The Society of Biology calls for sightings of house spiders
Each autumn the number of spiders seen indoors suddenly increases as males go on the hunt for a mate. The Society of Biology has launched a new recording scheme and is asking everyone who sees house spiders to report their sightings. The free app 'Spider in da House' is available in the Android and Apple app stores.
Dr Rebecca Nesbit from the Society of Biology says: "We are recording the large, hairy Tegenaria spiders, which are most often called 'house spiders'. The number seen in houses increases in the autumn, and we want to know the timing. Is it the same time everywhere in the UK? Is it the same time each year? Is it related to weather conditions?"
Tegenaria spiders normally live in sheds, garages and wood piles, where they produce a sheet web with a funnel-like retreat at the rear. Both sexes remain in their webs until the autumn when the males become nomadic and search for females. This often leads them indoors where we encounter them in our baths or running from beneath our sofas.
By recording sightings of house spiders, it is possible to investigate the timing of this year's mating.
Professor Adam Hart from the University of Gloucestershire says: "By eating flies and other insects, spiders are not only providing us with a pest control service, but are important in ecosystems. They often feed on the most common species, preventing a few species from becoming dominant.
"We're interested in sightings from around the UK, and we're looking forward to seeing all the photos coming in from those people brave enough to take them!"
Many species of spider can take a wrong turn and end up in homes by mistake. These generally die unless they find their way back out as it is too warm and dry in our homes and there is no food available to them. A small number of spiders, however, have adapted to living indoors.
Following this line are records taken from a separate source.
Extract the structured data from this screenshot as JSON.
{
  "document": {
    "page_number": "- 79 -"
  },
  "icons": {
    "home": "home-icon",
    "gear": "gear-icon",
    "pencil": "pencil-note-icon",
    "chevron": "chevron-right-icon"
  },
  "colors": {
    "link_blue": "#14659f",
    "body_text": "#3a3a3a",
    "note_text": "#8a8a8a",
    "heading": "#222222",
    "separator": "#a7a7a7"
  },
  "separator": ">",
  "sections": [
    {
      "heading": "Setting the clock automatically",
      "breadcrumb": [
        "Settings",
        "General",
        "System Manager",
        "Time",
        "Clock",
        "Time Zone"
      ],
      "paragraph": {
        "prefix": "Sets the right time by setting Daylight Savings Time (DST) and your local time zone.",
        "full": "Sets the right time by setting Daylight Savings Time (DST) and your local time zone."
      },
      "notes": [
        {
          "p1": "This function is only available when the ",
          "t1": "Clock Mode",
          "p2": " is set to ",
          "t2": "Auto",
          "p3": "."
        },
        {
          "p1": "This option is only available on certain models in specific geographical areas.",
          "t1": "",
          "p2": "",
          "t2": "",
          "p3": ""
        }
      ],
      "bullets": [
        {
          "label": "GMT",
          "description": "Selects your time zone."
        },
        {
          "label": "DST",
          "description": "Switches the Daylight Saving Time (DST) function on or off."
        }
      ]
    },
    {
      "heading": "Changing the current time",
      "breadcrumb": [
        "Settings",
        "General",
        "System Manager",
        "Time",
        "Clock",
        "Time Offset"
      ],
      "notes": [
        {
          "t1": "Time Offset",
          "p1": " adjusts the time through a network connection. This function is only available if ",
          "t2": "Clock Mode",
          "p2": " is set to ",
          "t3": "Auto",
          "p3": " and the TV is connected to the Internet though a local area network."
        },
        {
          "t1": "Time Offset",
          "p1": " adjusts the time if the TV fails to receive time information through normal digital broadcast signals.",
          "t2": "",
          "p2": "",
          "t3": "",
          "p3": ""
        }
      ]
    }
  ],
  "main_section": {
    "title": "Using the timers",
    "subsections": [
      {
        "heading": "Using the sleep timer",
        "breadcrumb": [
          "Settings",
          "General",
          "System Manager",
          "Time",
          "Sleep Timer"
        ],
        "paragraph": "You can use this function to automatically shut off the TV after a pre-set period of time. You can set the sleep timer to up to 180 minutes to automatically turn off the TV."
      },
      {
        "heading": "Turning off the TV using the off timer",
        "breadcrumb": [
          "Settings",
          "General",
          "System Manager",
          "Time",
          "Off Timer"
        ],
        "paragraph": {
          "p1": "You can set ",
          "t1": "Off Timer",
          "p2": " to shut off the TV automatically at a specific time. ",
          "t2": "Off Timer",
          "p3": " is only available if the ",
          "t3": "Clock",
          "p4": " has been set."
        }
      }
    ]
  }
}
The Spider in da House app also has photos and information to help identify the spiders we share our homes with."
Tegenaria is actually a group of closely related species, five of which are found in houses, but it is usually impossible to tell them apart without a microscope.
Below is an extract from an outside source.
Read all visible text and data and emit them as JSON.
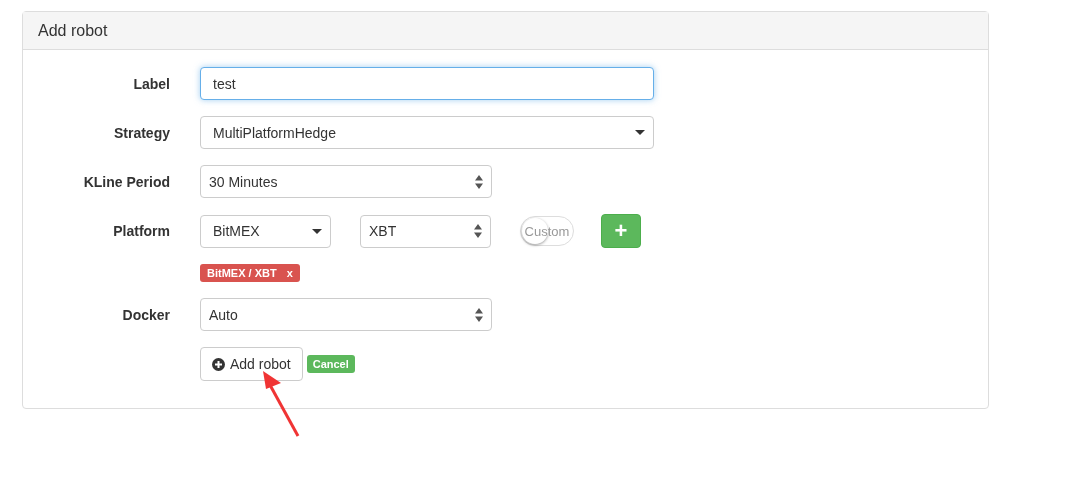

Unlike in most mammals, female spiders are often larger than males. In Tegenaria spiders, males are readily distinguished from females because males have what look like a pair of long thin 'boxing gloves' protruding from the front of their head end. These pedipalps, often just called palps, are used to transfer sperm into the female.
Females usually stay in their webs, which are often found under the shed, and await a suitor. After a male has found a female's web he will stay with her for a number of weeks, mating with her repeatedly.
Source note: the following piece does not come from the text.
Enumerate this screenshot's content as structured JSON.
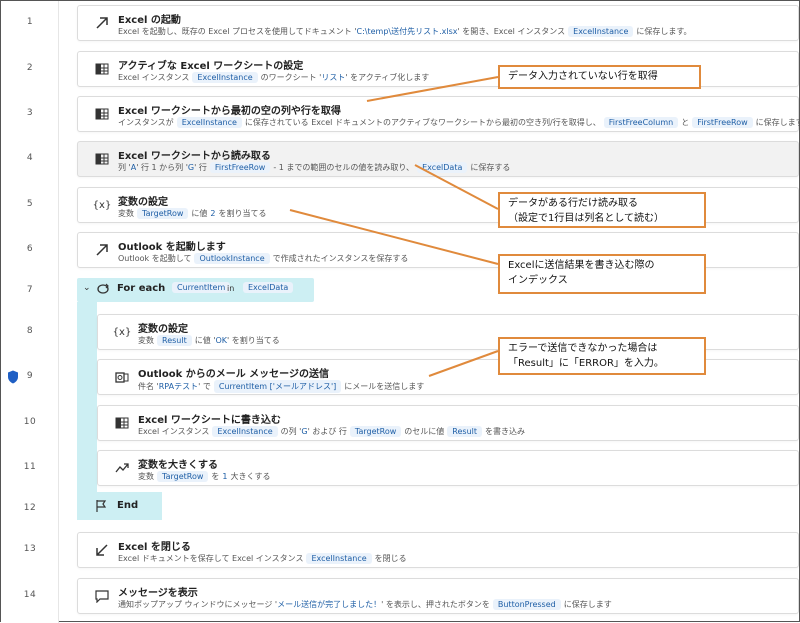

The female then overwinters with stored sperm, and the next spring she can produce more than 10 egg sacs, each containing around 40 to 60 eggs.
Dr Rebecca Nesbit from the Society of Biology says: "We are trying to collect as much data as possible from around the UK. It is amazing how much there is still to discover about even the animals that live closest to us, but scientists can't collect this much information alone. We can only perform this study with the help of interested people around the UK – thank you very much!"
For more information please visit www.societyofbiology.org/housespiders. Records can also be submitted online, and experiences can shared on twitter using #SpiderindaHouse and #SpiderSeason.
The house spider survey follows the success of the flying ant survey, for which thousands of records have revealed a more complex pattern of flying ant emergences than expected. It is a collaboration between the Society of Biology and the University of Gloucestershire.